Page 176

Story: The WitchSlayer

Then he took him to the prison alcove.

He asked him about her childhood, her real one, and about what he’s learned being Strolguil’s captive for years. Rurik had come to learn more of the villainous Witch’s misdeeds.

At every coven and turn, he’d advocated for dark and blood magic use. He would teach every Witch he came into contact with what they could do to increase their power. He would also force white wielders to turn, would go out of his way to corrupt them.

Her mother’s pregnancy had been difficult, and they knew when Amalia was to be born that her mother would most likely not survive. Strolguil had been the one to teach her father how to save her and showed him the spells and ingredients he would need when the time came.

It was what turned her father. His love for his wife, and his desperation to save her is what led to his corruption.

Once Rurik was done with him and closed him inside of his prison alcove, warding it as well, he’d turned to his trophy room.

If he waited much longer, his stomach would begin to digest Strolguil’s head. When they changed size or form, their food would change as well since their stomach had magical properties inside of it.

Unless it was expelled, of course.

He’d shifted so that he could bring his head up, as well as the other two coven Witches he’d killed. Preparing them for later, he placed Strolguil’s head on the stone work bench he had inside this room and removed his blazing red hair.

He was planning to attach it to his skull once he removed his skin and muscles. Rurik wanted to make it obvious that it was Strolguil’s since he didn’t want anyone to mistake his skull for the others he’d collected.

After he did this, he changed back into a human, knowing it would be easier to face Amalia if he wasn’t a towering, scaly beast. He knew she would be afraid and would have to approach her slowly.

What he hadn’t expected was, in the time he’d spoken to her father, removed the Witches from his stomach, and found pants because he knew it would make her more at ease, that she would rise and be gone.

Rurik nearly had a damn heart attack when he’d walked into the cooking alcove to find she was no longer resting against the table.

She had fled, and after shouting her name, he’d bolted to the entrance of his lair thinking she had run away outside. He hadn’t replaced the ward yet and thought she was truly gone.

When he couldn’t find a trace of her scent outside, a deep frown had marred his features as he’d walked back inside to check each alcove for her.

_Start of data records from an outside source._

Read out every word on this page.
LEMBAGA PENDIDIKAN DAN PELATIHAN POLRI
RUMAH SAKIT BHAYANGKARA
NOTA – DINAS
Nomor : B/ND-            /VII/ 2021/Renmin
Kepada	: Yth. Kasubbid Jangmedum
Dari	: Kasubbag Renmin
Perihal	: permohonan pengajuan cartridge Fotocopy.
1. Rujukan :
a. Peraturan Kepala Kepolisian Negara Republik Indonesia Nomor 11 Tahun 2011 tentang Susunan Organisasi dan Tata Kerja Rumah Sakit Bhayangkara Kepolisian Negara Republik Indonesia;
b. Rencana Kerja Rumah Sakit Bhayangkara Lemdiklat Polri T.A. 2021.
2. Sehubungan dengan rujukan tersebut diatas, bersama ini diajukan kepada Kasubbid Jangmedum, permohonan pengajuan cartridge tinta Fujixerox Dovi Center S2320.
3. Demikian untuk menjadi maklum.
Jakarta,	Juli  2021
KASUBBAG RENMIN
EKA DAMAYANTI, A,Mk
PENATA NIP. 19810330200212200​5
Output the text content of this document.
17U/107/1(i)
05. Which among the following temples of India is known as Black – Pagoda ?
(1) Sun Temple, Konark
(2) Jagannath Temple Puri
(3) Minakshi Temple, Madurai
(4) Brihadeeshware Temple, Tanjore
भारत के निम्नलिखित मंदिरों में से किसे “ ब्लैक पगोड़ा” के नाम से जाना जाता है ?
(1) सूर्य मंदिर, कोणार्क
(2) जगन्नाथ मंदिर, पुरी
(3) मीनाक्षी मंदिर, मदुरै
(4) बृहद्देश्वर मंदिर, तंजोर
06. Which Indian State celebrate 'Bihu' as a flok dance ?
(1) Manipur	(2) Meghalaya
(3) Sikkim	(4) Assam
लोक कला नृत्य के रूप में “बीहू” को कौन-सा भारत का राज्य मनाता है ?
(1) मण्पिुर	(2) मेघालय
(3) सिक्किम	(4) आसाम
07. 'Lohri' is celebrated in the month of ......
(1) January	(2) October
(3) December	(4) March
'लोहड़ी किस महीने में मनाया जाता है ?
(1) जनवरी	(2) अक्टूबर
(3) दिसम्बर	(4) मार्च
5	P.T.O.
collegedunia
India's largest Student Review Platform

Her scent had filled the cooking alcove, softer than usual, but still noticeable to him even in his human form.

The moment it took him to the stream, and he looked around for her, he knew where she was. He was aware of the shallow hole behind his waterfall. He knew the ins and outs of his own lair as much as he knew every scale on his body.

Her fear of him had twisted his insides worse than any sword that had ever been sunk into his side. But he’d found her, he’d comforted her, and then he brought her here to rest. She was very pale, and weakness was easy to see in her trembling legs and hands.

She has lost a lot of blood.It may have been one of the reasons why he found it so hard to bring her back. Last time she was strangled to death.

Amalia hadn’t been toeing the afterlife so hard.

She also did not want to return.

Now that he’d been told her side of the events that played out, he knew she had been brave. She convinced them that she was a willing party in their plans to the point they gave her fleeting moments of alone time.

She could have tried to escape on her own, but she did not want to leave me behind.

Rurik felt warmth and pride spread through him.

As much as he wanted to stay with her, there were things he needed to do before she woke again. Now that she understood she was safe, he doubted she would wake for quite some time.

He went to the entrance of his lair and reapplied the ward that would prevent Witches and pixies from entering, no longer seeing the need to ward it further.

Then he made his way back to his trophy room to finish what he had started. He didn’t burn the Witches to remove their flesh like he normally would. Instead, he skinned them and cleaned their skulls by his own hands, not wanting to add the smell of burning flesh into his home with Amalia inside of it in a fragile state.

Once he mounted their heads on the wall, he turned to Strolguil’s skull and did the same. He’d once wanted to mount his entire skeleton in his main room, but when he had needed to search for Amalia, he hadn’t cared at the time to also retrieve his body.

He still mounted what he’d taken in the main room of his lair, though, and it sat right above the tapestry of the tale of him killing his own father.

Rurik stared up at it for a long while and the hair he had attached to it. His kind would never forget him, the Dragon who had slain the Vast.

If I am not to hunt him any longer, who else must I search for?He had reached his peak of pride, nothing he did after this would matter as much.